Not Just a Roll of the Dice: Using Design Thinking to Develop Board Games

Photos by Garrett Liberman ’25

Ben Krueger loves board games. The Upper School Science Teacher and MICDS Athletic Trainer appreciates this social activity that not only brings people together in a unique way but also helps facilitate strategic thinking and communication. He shaped his love into a Board Game Design Winter Term course, sharing insights and strategies with his students.

While living in the digital era, unplugging from a screen can be refreshing and sometimes necessary to maintain physical and mental health. A great alternative social activity, which has exploded in popularity over the past decade, is playing modern tabletop board games. These aren’t just your traditional board games like Candyland, Trouble, Chutes and Ladders, or Sorry, but rather, are games that require deeper strategy and critical thinking, and have a more thematic concept attached.

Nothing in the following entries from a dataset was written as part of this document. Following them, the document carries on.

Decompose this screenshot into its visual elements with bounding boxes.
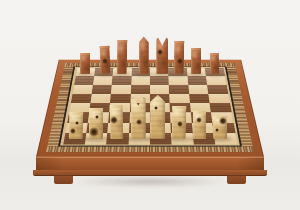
pieces-layer [0, 0, 300, 210]
piece-white-queen-e1[interactable] [150, 95, 165, 139]
piece-black-knight-b8[interactable] [99, 46, 110, 74]
piece-black-bishop-f8[interactable] [173, 41, 184, 74]
piece-white-rook-a1[interactable] [68, 112, 82, 139]
wood-knot [89, 127, 99, 137]
wood-knot [154, 106, 158, 110]
piece-black-rook-h8[interactable] [210, 53, 219, 74]
wood-knot [75, 120, 79, 124]
wood-knot [178, 121, 184, 127]
piece-black-knight-g8[interactable] [191, 48, 201, 74]
piece-white-king-d1[interactable] [131, 97, 146, 139]
piece-white-rook-h1[interactable] [213, 116, 227, 139]
piece-black-queen-d8[interactable] [139, 36, 149, 74]
wood-knot [110, 116, 118, 124]
wood-knot [176, 58, 182, 64]
wood-knot [216, 127, 220, 131]
wood-knot [102, 59, 108, 65]
piece-black-bishop-c8[interactable] [117, 40, 128, 74]
wood-knot [95, 115, 99, 119]
piece-white-bishop-f1[interactable] [172, 106, 187, 139]
piece-white-bishop-c1[interactable] [110, 105, 124, 139]
wood-knot [157, 49, 163, 55]
photo-backdrop [0, 0, 300, 210]
piece-black-rook-a8[interactable] [80, 53, 90, 74]
wood-knot [196, 117, 202, 123]
wood-knot [69, 127, 75, 133]
piece-black-king-e8[interactable] [156, 37, 168, 74]
wood-knot [219, 117, 227, 125]
wood-knot [136, 119, 142, 125]
piece-white-knight-b1[interactable] [89, 108, 103, 139]
piece-white-knight-g1[interactable] [193, 111, 206, 139]
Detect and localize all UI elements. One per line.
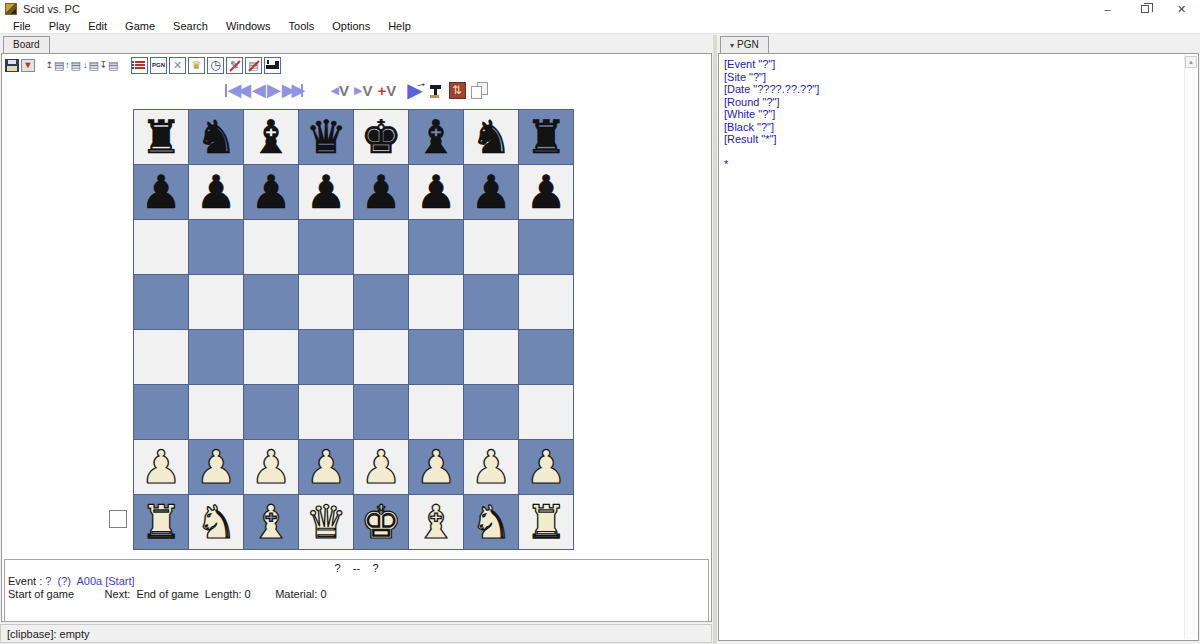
app-icon — [5, 3, 17, 15]
menu-bar: FilePlayEditGameSearchWindowsToolsOption… — [0, 18, 1200, 34]
square-b1[interactable]: ♞ — [189, 495, 243, 549]
back-icon: ◀ — [252, 81, 262, 99]
game-list-icon — [135, 60, 145, 70]
square-g2[interactable]: ♟ — [464, 440, 518, 494]
square-b6[interactable] — [189, 220, 243, 274]
piece-black-pawn-b7: ♟ — [195, 165, 236, 219]
game-info-panel[interactable]: ? -- ? Event : ? (?) A00a [Start] Start … — [4, 559, 709, 622]
collapse-icon: ▾ — [730, 41, 734, 50]
square-d6[interactable] — [299, 220, 353, 274]
square-e8[interactable]: ♚ — [354, 110, 408, 164]
square-g7[interactable]: ♟ — [464, 165, 518, 219]
menu-item-options[interactable]: Options — [323, 19, 379, 33]
pgn-text[interactable]: [Event "?"][Site "?"][Date "????.??.??"]… — [719, 54, 1198, 146]
square-f2[interactable]: ♟ — [409, 440, 463, 494]
square-a5[interactable] — [134, 275, 188, 329]
square-g1[interactable]: ♞ — [464, 495, 518, 549]
first-game-button[interactable]: ↥▤ — [47, 58, 63, 72]
copy-board-button[interactable] — [471, 82, 488, 99]
square-d3[interactable] — [299, 385, 353, 439]
square-h3[interactable] — [519, 385, 573, 439]
square-e4[interactable] — [354, 330, 408, 384]
tab-board[interactable]: Board — [3, 36, 50, 53]
square-c1[interactable]: ♝ — [244, 495, 298, 549]
save-button[interactable] — [5, 57, 19, 73]
square-a7[interactable]: ♟ — [134, 165, 188, 219]
analysis-engine-icon — [266, 60, 279, 71]
autoplay-button[interactable]: ▶→ — [407, 80, 422, 100]
event-label: Event : — [8, 575, 45, 587]
pgn-tag-line: [Black "?"] — [724, 121, 1198, 134]
square-b5[interactable] — [189, 275, 243, 329]
chess-board: ♜♞♝♛♚♝♞♜♟♟♟♟♟♟♟♟♟♟♟♟♟♟♟♟♜♞♝♛♚♝♞♜ — [133, 109, 574, 550]
close-button[interactable]: ✕ — [1163, 0, 1200, 18]
square-e5[interactable] — [354, 275, 408, 329]
exit-variation-button[interactable]: ◀V — [330, 83, 348, 98]
goto-end-button[interactable]: ▶▶ — [282, 81, 304, 99]
square-a3[interactable] — [134, 385, 188, 439]
save-icon — [5, 59, 19, 72]
square-a6[interactable] — [134, 220, 188, 274]
piece-white-pawn-b2: ♟ — [195, 440, 236, 494]
square-f3[interactable] — [409, 385, 463, 439]
pgn-tag-line: [White "?"] — [724, 108, 1198, 121]
square-a2[interactable]: ♟ — [134, 440, 188, 494]
square-f6[interactable] — [409, 220, 463, 274]
side-to-move-indicator — [109, 510, 127, 528]
add-variation-icon: + — [377, 83, 386, 98]
piece-white-knight-b1: ♞ — [195, 495, 236, 549]
pgn-pane-content: [Event "?"][Site "?"][Date "????.??.??"]… — [718, 53, 1199, 641]
pgn-window-icon: PGN — [152, 62, 165, 68]
first-game-icon: ▤ — [54, 59, 64, 72]
square-e3[interactable] — [354, 385, 408, 439]
square-g4[interactable] — [464, 330, 518, 384]
event-link[interactable]: ? (?) A00a [Start] — [45, 575, 134, 587]
piece-white-pawn-g2: ♟ — [470, 440, 511, 494]
square-c8[interactable]: ♝ — [244, 110, 298, 164]
game-detail-line: Start of game Next: End of game Length: … — [5, 587, 708, 600]
pgn-tag-line: [Site "?"] — [724, 71, 1198, 84]
crosstable-icon: ♛ — [192, 59, 202, 72]
piece-black-pawn-f7: ♟ — [415, 165, 456, 219]
square-a8[interactable]: ♜ — [134, 110, 188, 164]
square-b8[interactable]: ♞ — [189, 110, 243, 164]
square-f4[interactable] — [409, 330, 463, 384]
comment-editor-button[interactable]: ✕ — [169, 57, 186, 74]
pgn-tag-line: [Result "*"] — [724, 133, 1198, 146]
menu-item-search[interactable]: Search — [164, 19, 217, 33]
restore-icon — [1141, 5, 1149, 13]
menu-item-game[interactable]: Game — [116, 19, 164, 33]
menu-item-play[interactable]: Play — [40, 19, 79, 33]
forward-icon: ▶ — [267, 81, 277, 99]
square-e7[interactable]: ♟ — [354, 165, 408, 219]
pgn-tag-line: [Event "?"] — [724, 58, 1198, 71]
square-c3[interactable] — [244, 385, 298, 439]
goto-start-button[interactable]: ◀◀ — [225, 81, 247, 99]
square-h1[interactable]: ♜ — [519, 495, 573, 549]
piece-white-pawn-f2: ♟ — [415, 440, 456, 494]
piece-black-pawn-e7: ♟ — [360, 165, 401, 219]
goto-end-icon: ▶▶ — [282, 81, 302, 99]
square-g3[interactable] — [464, 385, 518, 439]
square-a4[interactable] — [134, 330, 188, 384]
square-c4[interactable] — [244, 330, 298, 384]
exit-variation-icon: ◀ — [330, 85, 338, 96]
enter-variation-button[interactable]: ▶V — [354, 83, 372, 98]
crosstable-button[interactable]: ♛ — [188, 57, 205, 74]
piece-black-pawn-a7: ♟ — [140, 165, 181, 219]
square-d4[interactable] — [299, 330, 353, 384]
window-controls: – ✕ — [1089, 0, 1200, 18]
square-h4[interactable] — [519, 330, 573, 384]
annotate-button[interactable]: ✎ — [226, 57, 243, 74]
import-icon: ▼ — [21, 59, 35, 72]
piece-black-pawn-g7: ♟ — [470, 165, 511, 219]
piece-white-pawn-c2: ♟ — [250, 440, 291, 494]
square-b3[interactable] — [189, 385, 243, 439]
square-g6[interactable] — [464, 220, 518, 274]
square-d5[interactable] — [299, 275, 353, 329]
square-f1[interactable]: ♝ — [409, 495, 463, 549]
forward-button[interactable]: ▶ — [267, 81, 277, 99]
engine-clock-button[interactable]: ◷ — [207, 57, 224, 74]
square-h8[interactable]: ♜ — [519, 110, 573, 164]
square-d2[interactable]: ♟ — [299, 440, 353, 494]
board-pane: Board ▼ ↥▤ ↑▤ ↓▤ ↧▤ PGN ✕ ♛ ◷ ✎ ▤ ◀◀ ◀ ▶… — [0, 35, 713, 644]
piece-black-pawn-c7: ♟ — [250, 165, 291, 219]
square-h2[interactable]: ♟ — [519, 440, 573, 494]
square-g5[interactable] — [464, 275, 518, 329]
piece-white-bishop-c1: ♝ — [250, 495, 291, 549]
pgn-tag-line: [Date "????.??.??"] — [724, 83, 1198, 96]
menu-item-edit[interactable]: Edit — [79, 19, 116, 33]
piece-white-queen-d1: ♛ — [305, 495, 346, 549]
piece-black-rook-h8: ♜ — [525, 110, 566, 164]
menu-item-windows[interactable]: Windows — [217, 19, 280, 33]
piece-white-pawn-a2: ♟ — [140, 440, 181, 494]
back-button[interactable]: ◀ — [252, 81, 262, 99]
square-a1[interactable]: ♜ — [134, 495, 188, 549]
piece-black-rook-a8: ♜ — [140, 110, 181, 164]
menu-item-file[interactable]: File — [4, 19, 40, 33]
pgn-pane: ▾PGN [Event "?"][Site "?"][Date "????.??… — [717, 35, 1200, 644]
square-c6[interactable] — [244, 220, 298, 274]
square-h6[interactable] — [519, 220, 573, 274]
square-b2[interactable]: ♟ — [189, 440, 243, 494]
piece-black-bishop-c8: ♝ — [250, 110, 291, 164]
square-e6[interactable] — [354, 220, 408, 274]
square-d7[interactable]: ♟ — [299, 165, 353, 219]
trial-mode-icon — [428, 82, 444, 98]
piece-white-knight-g1: ♞ — [470, 495, 511, 549]
maximize-button[interactable] — [1126, 0, 1163, 18]
square-g8[interactable]: ♞ — [464, 110, 518, 164]
window-title: Scid vs. PC — [23, 3, 80, 15]
toolbar: ▼ ↥▤ ↑▤ ↓▤ ↧▤ PGN ✕ ♛ ◷ ✎ ▤ — [5, 56, 281, 74]
game-navigation: ◀◀ ◀ ▶ ▶▶ ◀V ▶V +V ▶→ ⇅ — [2, 75, 711, 105]
copy-icon — [471, 82, 488, 99]
piece-black-queen-d8: ♛ — [305, 110, 346, 164]
last-game-button[interactable]: ↧▤ — [101, 58, 117, 72]
close-database-button[interactable]: ▼ — [21, 57, 35, 73]
piece-black-king-e8: ♚ — [360, 110, 401, 164]
square-c2[interactable]: ♟ — [244, 440, 298, 494]
tab-pgn[interactable]: ▾PGN — [720, 36, 769, 53]
menu-item-tools[interactable]: Tools — [280, 19, 324, 33]
trial-mode-button[interactable] — [428, 82, 444, 98]
piece-white-rook-a1: ♜ — [140, 495, 181, 549]
next-game-icon: ▤ — [89, 59, 99, 72]
square-d8[interactable]: ♛ — [299, 110, 353, 164]
pgn-tag-line: [Round "?"] — [724, 96, 1198, 109]
engine-clock-icon: ◷ — [210, 58, 220, 72]
square-c5[interactable] — [244, 275, 298, 329]
square-e1[interactable]: ♚ — [354, 495, 408, 549]
flip-board-button[interactable]: ⇅ — [449, 82, 466, 99]
piece-white-pawn-e2: ♟ — [360, 440, 401, 494]
piece-white-king-e1: ♚ — [360, 495, 401, 549]
piece-white-rook-h1: ♜ — [525, 495, 566, 549]
square-d1[interactable]: ♛ — [299, 495, 353, 549]
enter-variation-icon: ▶ — [354, 85, 362, 96]
status-text: [clipbase]: empty — [7, 628, 90, 640]
square-f8[interactable]: ♝ — [409, 110, 463, 164]
piece-black-knight-b8: ♞ — [195, 110, 236, 164]
piece-white-pawn-d2: ♟ — [305, 440, 346, 494]
square-c7[interactable]: ♟ — [244, 165, 298, 219]
previous-game-button[interactable]: ↑▤ — [65, 58, 81, 72]
piece-black-knight-g8: ♞ — [470, 110, 511, 164]
game-list-button[interactable] — [131, 57, 148, 74]
square-b4[interactable] — [189, 330, 243, 384]
pgn-tabstrip: ▾PGN — [717, 35, 1200, 53]
scroll-up-icon[interactable]: ▲ — [1185, 56, 1197, 68]
piece-black-bishop-f8: ♝ — [415, 110, 456, 164]
square-h5[interactable] — [519, 275, 573, 329]
comment-editor-icon: ✕ — [173, 59, 182, 72]
flip-board-icon: ⇅ — [449, 82, 466, 99]
board-tabstrip: Board — [0, 35, 713, 53]
menu-item-help[interactable]: Help — [379, 19, 420, 33]
square-h7[interactable]: ♟ — [519, 165, 573, 219]
minimize-button[interactable]: – — [1089, 0, 1126, 18]
last-game-icon: ▤ — [108, 59, 118, 72]
piece-black-pawn-d7: ♟ — [305, 165, 346, 219]
goto-start-icon: ◀◀ — [227, 81, 247, 99]
piece-white-pawn-h2: ♟ — [525, 440, 566, 494]
square-e2[interactable]: ♟ — [354, 440, 408, 494]
piece-black-pawn-h7: ♟ — [525, 165, 566, 219]
square-f7[interactable]: ♟ — [409, 165, 463, 219]
pgn-result-marker[interactable]: * — [719, 146, 1198, 170]
pgn-scrollbar[interactable]: ▲ — [1184, 55, 1197, 639]
next-game-button[interactable]: ↓▤ — [83, 58, 99, 72]
title-bar: Scid vs. PC – ✕ — [0, 0, 1200, 18]
board-pane-content: ▼ ↥▤ ↑▤ ↓▤ ↧▤ PGN ✕ ♛ ◷ ✎ ▤ ◀◀ ◀ ▶ ▶▶ ◀V… — [1, 53, 712, 622]
filter-button[interactable]: ▤ — [245, 57, 262, 74]
add-variation-button[interactable]: +V — [377, 83, 396, 98]
previous-game-icon: ▤ — [71, 59, 81, 72]
pgn-window-button[interactable]: PGN — [150, 57, 167, 74]
analysis-engine-button[interactable] — [264, 57, 281, 74]
status-bar: [clipbase]: empty — [0, 624, 712, 643]
players-line: ? -- ? — [5, 560, 708, 574]
square-b7[interactable]: ♟ — [189, 165, 243, 219]
square-f5[interactable] — [409, 275, 463, 329]
piece-white-bishop-f1: ♝ — [415, 495, 456, 549]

In Krueger’s course, students played a variety of modern tabletop board games and learned some of the various mechanisms that make the games work. Then, they embarked on developing their own game prototype, utilizing a design-thinking framework to bring their games to life. They assembled their prototypes using standard materials like a cardboard game board, cards, different pawns and tokens, and dice. «I have had some students who utilized the Biggs Family Makerspace to 3D print unique components to their games, which helped infuse the theme,» said Krueger. The students maintained design diaries throughout the creative process to organize their thoughts and set goals. They also learned to give and receive meaningful feedback and figured out how to articulate rules in written form.

«My favorite board game is called Time Stories,» Krueger shared. «I love it because it’s a cooperative game where players have to work together to win the game as a collective. The players are ‘time traveling agents’ who venture into a unique scenario in another reality and have to solve a mystery together. The game has led to many memorable moments and demonstrated to me how board games can be so much more than just the classics like Monopoly.»

In addition to having fun, Krueger wants his students to share what they’ve learned. «My main hope is that the students will have at least a greater awareness and interest in board games as a social activity to do with friends and family, especially today when most entertainment is consumed digitally. I also hope they will be able to see how design thinking can be applied to just about any creative endeavor.»

Great job, board game designers! Now, whose turn is it?